What we lose first is clarity. The line between what feels acceptable and what does not, begins to blur. What was once clearly objectionable becomes debatable, then negotiable, and then easy to dismiss. Self-trust soon follows. When you repeatedly override your own judgment, you begin to doubt it. The instinct that says “this isn’t right” grows quieter each time it is ignored. Eventually, it is not that we no longer see the problem, it is that self-censorship becomes our default setting. With this, we find we have weakened something else: our courage.


And finally, character. Where we might once have thought, “I’ll speak if something feels off,” we now think, “it’s probably not worth it.” Integrity is not lost in a single moment; it is worn down gradually in the choices we do not make. It is this loss that is perhaps the hardest to reconcile with, because it changes how we see ourselves.


The shared consequence of this is a lowered world. Discrimination, misuse of power, and unfair treatment don’t persist because no one sees them, rather because people see them but don’t intervene. This is the space that oppressors thrive in; where silent complicity emboldens injustice. But systems built on silence do not stay selective. They are tested on the weakest first, and each time no one steps in, the threshold shifts.

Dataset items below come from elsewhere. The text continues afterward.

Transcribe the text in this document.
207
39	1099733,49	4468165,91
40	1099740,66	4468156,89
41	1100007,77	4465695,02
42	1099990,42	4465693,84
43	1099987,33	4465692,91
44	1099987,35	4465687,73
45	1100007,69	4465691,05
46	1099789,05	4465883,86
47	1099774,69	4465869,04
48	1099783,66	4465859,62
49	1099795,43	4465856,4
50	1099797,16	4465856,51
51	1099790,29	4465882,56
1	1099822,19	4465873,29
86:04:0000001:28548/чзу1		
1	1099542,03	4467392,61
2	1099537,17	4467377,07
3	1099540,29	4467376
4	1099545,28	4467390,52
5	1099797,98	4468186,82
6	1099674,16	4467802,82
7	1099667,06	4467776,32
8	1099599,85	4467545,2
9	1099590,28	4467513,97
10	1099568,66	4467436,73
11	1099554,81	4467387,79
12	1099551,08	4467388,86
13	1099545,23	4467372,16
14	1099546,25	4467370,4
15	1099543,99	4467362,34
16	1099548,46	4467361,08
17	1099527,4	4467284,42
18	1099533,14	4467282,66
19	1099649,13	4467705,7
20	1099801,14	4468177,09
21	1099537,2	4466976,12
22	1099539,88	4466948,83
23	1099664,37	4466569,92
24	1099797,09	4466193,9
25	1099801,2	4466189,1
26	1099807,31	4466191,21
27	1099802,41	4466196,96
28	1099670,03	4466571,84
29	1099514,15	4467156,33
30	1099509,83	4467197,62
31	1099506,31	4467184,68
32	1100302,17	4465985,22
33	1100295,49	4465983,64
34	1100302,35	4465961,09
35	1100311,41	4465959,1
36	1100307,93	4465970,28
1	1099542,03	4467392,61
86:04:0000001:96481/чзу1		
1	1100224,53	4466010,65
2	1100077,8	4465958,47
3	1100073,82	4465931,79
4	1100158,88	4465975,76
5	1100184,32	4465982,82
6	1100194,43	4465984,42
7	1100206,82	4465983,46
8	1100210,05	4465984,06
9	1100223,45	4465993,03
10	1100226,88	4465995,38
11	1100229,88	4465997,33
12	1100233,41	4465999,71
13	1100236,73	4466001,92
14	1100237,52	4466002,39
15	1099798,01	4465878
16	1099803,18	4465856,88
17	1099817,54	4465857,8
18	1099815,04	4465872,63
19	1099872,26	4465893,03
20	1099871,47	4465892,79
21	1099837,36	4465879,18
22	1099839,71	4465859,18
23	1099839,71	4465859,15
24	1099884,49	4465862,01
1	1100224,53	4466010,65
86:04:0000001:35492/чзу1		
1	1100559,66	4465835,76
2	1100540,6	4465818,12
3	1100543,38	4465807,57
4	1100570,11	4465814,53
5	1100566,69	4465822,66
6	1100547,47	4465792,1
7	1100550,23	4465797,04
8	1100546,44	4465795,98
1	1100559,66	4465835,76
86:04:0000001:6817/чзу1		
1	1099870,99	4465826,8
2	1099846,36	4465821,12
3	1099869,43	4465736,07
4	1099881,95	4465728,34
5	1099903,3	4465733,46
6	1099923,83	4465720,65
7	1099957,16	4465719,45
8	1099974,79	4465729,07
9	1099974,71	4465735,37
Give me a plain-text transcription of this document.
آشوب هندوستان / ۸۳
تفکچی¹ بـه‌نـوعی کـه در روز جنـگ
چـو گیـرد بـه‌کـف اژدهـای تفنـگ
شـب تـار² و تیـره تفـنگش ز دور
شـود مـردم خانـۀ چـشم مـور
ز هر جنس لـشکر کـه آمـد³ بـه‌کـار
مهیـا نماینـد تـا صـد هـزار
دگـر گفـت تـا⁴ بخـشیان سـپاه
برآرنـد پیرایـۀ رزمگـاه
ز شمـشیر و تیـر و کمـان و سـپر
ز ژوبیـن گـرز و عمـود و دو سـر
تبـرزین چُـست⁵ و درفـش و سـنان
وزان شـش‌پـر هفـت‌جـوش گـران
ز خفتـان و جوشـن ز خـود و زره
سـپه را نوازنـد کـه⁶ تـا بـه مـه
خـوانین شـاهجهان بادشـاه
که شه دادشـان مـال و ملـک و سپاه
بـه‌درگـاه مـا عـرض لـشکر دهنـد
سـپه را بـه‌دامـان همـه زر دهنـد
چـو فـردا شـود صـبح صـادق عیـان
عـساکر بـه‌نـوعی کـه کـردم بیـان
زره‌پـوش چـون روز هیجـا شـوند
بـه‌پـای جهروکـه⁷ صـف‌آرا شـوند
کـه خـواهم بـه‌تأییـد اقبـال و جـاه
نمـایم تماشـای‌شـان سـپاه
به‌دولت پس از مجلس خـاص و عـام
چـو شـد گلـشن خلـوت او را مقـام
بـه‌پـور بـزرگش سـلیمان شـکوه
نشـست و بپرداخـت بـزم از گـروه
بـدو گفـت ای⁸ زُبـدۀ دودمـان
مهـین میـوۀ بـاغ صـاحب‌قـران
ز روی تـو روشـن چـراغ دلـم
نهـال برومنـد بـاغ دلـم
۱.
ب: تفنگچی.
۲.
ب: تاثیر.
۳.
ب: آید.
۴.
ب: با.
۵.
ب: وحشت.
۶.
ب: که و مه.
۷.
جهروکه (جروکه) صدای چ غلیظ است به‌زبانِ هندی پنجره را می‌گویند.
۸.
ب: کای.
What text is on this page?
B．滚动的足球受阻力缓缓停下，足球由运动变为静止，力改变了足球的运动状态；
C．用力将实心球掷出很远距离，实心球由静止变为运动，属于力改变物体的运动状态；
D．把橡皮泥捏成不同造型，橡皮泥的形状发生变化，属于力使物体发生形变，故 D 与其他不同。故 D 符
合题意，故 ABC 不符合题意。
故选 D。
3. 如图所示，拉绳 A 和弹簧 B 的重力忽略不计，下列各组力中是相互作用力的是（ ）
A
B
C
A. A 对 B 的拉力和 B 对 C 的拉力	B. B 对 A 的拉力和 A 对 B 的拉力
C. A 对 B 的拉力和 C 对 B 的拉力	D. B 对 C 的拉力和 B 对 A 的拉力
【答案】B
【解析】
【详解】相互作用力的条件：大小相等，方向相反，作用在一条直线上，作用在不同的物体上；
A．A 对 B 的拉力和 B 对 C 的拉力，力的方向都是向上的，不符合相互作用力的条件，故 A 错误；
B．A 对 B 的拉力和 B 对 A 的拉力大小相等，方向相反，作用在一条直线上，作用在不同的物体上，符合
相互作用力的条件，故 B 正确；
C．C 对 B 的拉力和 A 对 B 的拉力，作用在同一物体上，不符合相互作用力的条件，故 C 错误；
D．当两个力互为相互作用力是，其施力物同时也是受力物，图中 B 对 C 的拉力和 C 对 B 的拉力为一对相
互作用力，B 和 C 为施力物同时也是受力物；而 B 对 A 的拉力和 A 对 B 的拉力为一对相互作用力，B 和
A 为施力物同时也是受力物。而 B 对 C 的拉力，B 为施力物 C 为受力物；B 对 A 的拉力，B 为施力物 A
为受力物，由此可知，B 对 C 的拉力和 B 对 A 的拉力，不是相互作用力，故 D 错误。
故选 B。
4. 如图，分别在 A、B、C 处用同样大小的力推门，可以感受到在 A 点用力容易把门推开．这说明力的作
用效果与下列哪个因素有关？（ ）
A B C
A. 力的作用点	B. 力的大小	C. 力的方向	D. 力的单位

And eventually, the separation collapses. The system does not remember who it was meant to spare. And by then, there is no reason to expect the silence will be interrupted.


This is not a call for reckless confrontation or for ignoring the realities of power. But I am convinced of this: the danger of allowing injustice to go unchallenged is greater. 

Because silence does not just harm the oppressed. It reshapes the environment for all of us. It erodes trust, narrows what can be said and instructs us to accept less than we otherwise would. 


Speaking up does not have to be dramatic to matter. It can be as simple as naming what is happening, refusing to participate in its normalisation, or standing with the dismissed. If silence is what allows harm to settle in and grow, then speaking out—however imperfectly, however cautiously—is what interrupts it. 


Often, that is enough to shift the trajectory.


So, the question is not whether speaking up comes at a cost. It probably does. The question is what silence is costing us in return.


Curator's Note

This piece offers a powerful reflection on silence as an active choice, examining its ethical, personal, and societal costs. It moves beyond the visible risks of speaking up to uncover the deeper erosion of clarity, courage, and integrity that silence can bring.